Reputation: 8360
I have a cassandra cluster of 3 nodes. There's one table storing approx 400M rows. I am hitting below select query:
SELECT * FROM table_1 WHERE vuid in ('abc','def','ghi');
Above is a sample query. In clause in our production environment has 1000 keys. Below is the table structure
CREATE TABLE dmp.user_profiles_9 (
vuid text PRIMARY KEY,
apnid text,
brand_model text,
first_seen timestamp,
ifa text,
last_seen timestamp,
msisdn text,
total_day_count int,
total_usage_count int,
user_type text
) WITH bloom_filter_fp_chance = 0.01
AND caching = {'keys': 'ALL', 'rows_per_partition': 'NONE'}
AND comment = ''
AND compaction = {'class': 'org.apache.cassandra.db.compaction.SizeTieredCompactionStrategy', 'max_threshold': '32', 'min_threshold': '4'}
AND compression = {'chunk_length_in_kb': '64', 'class': 'org.apache.cassandra.io.compress.LZ4Compressor'}
AND crc_check_chance = 1.0
AND dclocal_read_repair_chance = 0.1
AND default_time_to_live = 0
AND gc_grace_seconds = 864000
AND max_index_interval = 2048
AND memtable_flush_period_in_ms = 0
AND min_index_interval = 128
AND read_repair_chance = 0.0
AND speculative_retry = '99PERCENTILE';
With 1000 keys in "in" clause query takes upwards of 5 seconds. We need to keep updating above data set daily. This job involves full table scan. And in order to finish as quick as possible every read should be faster. What could be done in above case?
Upvotes: 0
Views: 1008
Reputation: 139
One attempt you could try would be to split out the IN clause to multiple queries, you could execute this asynchronously and return the individual results into a complete result set.

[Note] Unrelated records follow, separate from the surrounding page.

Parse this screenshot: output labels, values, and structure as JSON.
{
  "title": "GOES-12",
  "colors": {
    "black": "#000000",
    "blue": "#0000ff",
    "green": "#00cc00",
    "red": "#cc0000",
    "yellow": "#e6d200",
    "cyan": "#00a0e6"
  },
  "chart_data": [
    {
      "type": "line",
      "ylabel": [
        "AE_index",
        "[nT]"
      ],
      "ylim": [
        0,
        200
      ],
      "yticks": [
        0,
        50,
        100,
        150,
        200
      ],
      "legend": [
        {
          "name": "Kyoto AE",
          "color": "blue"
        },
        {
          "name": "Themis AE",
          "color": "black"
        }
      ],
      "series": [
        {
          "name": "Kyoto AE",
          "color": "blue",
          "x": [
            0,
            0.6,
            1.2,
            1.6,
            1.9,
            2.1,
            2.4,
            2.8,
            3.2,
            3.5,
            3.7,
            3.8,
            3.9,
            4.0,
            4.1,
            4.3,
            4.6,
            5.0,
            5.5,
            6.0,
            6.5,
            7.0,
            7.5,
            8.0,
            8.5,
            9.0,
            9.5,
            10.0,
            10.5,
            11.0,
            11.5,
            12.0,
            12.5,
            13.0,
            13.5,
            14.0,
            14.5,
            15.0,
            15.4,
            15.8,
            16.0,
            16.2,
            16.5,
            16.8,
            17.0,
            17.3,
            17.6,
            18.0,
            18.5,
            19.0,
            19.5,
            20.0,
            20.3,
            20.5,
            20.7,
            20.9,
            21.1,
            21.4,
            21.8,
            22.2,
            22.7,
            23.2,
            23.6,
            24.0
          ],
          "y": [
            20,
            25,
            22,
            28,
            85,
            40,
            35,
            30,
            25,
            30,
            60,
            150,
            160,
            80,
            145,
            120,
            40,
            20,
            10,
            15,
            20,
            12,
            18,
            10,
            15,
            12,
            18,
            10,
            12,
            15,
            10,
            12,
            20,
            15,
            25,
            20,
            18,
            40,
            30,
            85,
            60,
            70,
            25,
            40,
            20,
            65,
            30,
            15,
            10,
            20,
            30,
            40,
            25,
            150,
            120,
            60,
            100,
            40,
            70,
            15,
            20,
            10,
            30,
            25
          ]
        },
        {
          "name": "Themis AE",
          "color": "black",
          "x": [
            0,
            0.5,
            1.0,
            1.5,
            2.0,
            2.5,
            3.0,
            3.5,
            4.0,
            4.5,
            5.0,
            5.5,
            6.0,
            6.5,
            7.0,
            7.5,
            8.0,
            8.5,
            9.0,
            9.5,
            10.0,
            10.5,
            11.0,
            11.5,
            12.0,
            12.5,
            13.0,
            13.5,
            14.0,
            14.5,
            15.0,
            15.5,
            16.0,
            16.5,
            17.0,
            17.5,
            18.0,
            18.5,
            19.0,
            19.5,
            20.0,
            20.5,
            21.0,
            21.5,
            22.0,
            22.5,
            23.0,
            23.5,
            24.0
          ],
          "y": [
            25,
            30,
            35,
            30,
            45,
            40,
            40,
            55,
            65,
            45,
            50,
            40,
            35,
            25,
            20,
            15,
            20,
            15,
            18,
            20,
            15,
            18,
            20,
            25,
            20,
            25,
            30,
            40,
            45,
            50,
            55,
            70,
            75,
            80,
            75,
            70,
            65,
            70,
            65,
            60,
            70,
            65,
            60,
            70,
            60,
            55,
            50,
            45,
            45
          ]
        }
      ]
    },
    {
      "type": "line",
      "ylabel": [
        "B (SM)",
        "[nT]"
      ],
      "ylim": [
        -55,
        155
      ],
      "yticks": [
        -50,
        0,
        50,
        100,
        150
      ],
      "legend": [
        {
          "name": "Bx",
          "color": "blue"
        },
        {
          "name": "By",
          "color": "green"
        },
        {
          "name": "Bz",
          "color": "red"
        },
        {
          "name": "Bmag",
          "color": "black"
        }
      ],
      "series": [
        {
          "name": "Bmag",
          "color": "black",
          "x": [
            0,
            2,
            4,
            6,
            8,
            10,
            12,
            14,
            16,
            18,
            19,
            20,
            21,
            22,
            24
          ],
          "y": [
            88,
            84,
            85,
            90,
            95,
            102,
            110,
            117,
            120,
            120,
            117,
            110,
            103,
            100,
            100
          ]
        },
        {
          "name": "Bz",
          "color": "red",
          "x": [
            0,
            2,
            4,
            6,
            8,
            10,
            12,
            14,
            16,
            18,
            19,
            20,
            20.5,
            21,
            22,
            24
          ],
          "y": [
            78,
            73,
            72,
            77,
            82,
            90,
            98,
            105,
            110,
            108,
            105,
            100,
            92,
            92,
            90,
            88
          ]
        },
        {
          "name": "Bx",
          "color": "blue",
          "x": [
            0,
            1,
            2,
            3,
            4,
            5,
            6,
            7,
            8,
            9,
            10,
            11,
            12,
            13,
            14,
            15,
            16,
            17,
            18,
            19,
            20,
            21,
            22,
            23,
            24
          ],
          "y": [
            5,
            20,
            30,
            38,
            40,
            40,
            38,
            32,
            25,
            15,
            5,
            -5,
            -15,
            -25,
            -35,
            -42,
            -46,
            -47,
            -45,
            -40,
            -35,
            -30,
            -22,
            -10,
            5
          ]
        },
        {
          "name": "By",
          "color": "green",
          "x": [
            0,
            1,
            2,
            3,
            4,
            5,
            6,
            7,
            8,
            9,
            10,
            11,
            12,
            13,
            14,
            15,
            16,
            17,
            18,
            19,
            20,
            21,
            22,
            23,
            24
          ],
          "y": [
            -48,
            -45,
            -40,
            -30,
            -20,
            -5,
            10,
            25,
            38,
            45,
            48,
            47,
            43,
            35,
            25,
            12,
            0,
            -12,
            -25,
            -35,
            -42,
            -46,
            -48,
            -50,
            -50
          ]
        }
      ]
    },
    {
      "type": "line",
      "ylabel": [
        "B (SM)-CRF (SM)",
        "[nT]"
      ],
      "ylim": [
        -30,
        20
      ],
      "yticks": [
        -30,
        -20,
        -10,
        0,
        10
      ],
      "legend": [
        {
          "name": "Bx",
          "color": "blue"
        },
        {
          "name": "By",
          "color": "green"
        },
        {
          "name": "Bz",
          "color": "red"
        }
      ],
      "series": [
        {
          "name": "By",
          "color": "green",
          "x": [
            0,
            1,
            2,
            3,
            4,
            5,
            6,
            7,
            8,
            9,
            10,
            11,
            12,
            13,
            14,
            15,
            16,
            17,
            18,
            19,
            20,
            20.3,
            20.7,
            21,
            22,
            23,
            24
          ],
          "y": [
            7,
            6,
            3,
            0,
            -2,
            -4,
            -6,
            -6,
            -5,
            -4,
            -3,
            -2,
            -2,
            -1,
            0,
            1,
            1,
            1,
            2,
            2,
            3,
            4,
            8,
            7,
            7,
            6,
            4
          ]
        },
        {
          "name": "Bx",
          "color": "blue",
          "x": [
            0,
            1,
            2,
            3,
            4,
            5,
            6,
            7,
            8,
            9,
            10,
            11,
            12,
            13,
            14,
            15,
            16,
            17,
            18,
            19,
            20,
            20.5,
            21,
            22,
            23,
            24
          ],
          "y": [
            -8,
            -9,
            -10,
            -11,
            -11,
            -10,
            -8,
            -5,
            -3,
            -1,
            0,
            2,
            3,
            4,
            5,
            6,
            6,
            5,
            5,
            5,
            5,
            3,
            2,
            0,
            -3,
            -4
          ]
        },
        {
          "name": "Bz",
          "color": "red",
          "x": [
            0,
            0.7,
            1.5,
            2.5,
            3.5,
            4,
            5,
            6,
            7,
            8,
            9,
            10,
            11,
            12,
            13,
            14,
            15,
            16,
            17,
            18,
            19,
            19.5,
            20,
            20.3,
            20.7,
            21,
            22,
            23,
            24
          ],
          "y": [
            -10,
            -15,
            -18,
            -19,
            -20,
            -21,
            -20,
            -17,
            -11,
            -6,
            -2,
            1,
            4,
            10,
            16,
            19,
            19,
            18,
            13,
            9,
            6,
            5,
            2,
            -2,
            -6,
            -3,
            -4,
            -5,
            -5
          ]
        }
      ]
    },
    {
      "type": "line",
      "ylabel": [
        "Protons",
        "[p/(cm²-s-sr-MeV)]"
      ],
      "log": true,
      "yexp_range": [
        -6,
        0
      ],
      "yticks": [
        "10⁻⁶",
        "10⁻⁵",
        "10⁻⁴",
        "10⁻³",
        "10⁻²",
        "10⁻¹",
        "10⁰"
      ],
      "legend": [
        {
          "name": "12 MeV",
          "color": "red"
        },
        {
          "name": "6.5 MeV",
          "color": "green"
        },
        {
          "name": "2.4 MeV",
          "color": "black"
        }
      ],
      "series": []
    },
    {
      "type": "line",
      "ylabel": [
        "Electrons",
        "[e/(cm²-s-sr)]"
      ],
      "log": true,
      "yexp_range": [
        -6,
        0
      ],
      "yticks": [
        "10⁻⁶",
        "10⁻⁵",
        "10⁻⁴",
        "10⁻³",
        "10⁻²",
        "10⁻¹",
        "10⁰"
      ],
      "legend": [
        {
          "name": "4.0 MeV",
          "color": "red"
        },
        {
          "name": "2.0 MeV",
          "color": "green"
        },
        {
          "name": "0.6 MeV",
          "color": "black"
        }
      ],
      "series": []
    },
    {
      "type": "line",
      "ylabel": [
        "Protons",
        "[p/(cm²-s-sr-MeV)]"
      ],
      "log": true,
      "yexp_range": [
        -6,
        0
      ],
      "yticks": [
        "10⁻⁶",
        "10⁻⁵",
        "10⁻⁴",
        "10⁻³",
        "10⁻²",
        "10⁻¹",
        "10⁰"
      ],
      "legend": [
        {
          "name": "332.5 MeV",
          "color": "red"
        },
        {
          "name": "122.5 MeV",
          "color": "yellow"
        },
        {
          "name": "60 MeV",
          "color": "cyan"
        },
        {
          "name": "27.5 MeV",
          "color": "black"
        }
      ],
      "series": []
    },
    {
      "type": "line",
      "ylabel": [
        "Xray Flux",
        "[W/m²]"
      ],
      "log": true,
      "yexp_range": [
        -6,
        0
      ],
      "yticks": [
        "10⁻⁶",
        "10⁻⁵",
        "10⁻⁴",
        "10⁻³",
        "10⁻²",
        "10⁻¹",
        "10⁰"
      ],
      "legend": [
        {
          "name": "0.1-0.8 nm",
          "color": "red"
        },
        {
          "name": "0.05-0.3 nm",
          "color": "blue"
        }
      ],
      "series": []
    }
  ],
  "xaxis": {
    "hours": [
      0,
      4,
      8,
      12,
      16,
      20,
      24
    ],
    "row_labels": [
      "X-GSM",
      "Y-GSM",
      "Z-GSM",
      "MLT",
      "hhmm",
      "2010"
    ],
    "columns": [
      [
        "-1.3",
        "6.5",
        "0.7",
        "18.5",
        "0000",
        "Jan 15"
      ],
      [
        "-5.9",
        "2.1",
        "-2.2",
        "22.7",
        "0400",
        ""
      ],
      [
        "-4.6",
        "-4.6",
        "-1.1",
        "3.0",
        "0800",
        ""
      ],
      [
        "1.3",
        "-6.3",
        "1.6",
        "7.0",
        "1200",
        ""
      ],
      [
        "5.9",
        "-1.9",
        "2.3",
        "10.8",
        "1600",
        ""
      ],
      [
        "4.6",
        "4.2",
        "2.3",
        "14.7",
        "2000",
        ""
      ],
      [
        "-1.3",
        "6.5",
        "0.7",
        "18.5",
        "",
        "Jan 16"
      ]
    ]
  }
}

An example, and some more discussion, of this can be found here.
This will prevent only one node from coordinating, allowing the load to be properly spread out to the other nodes. If you make this change, it would also benefit from a TokenAware load balancing policy, so that the node with the data you're looking up is hit each time.
Upvotes: 2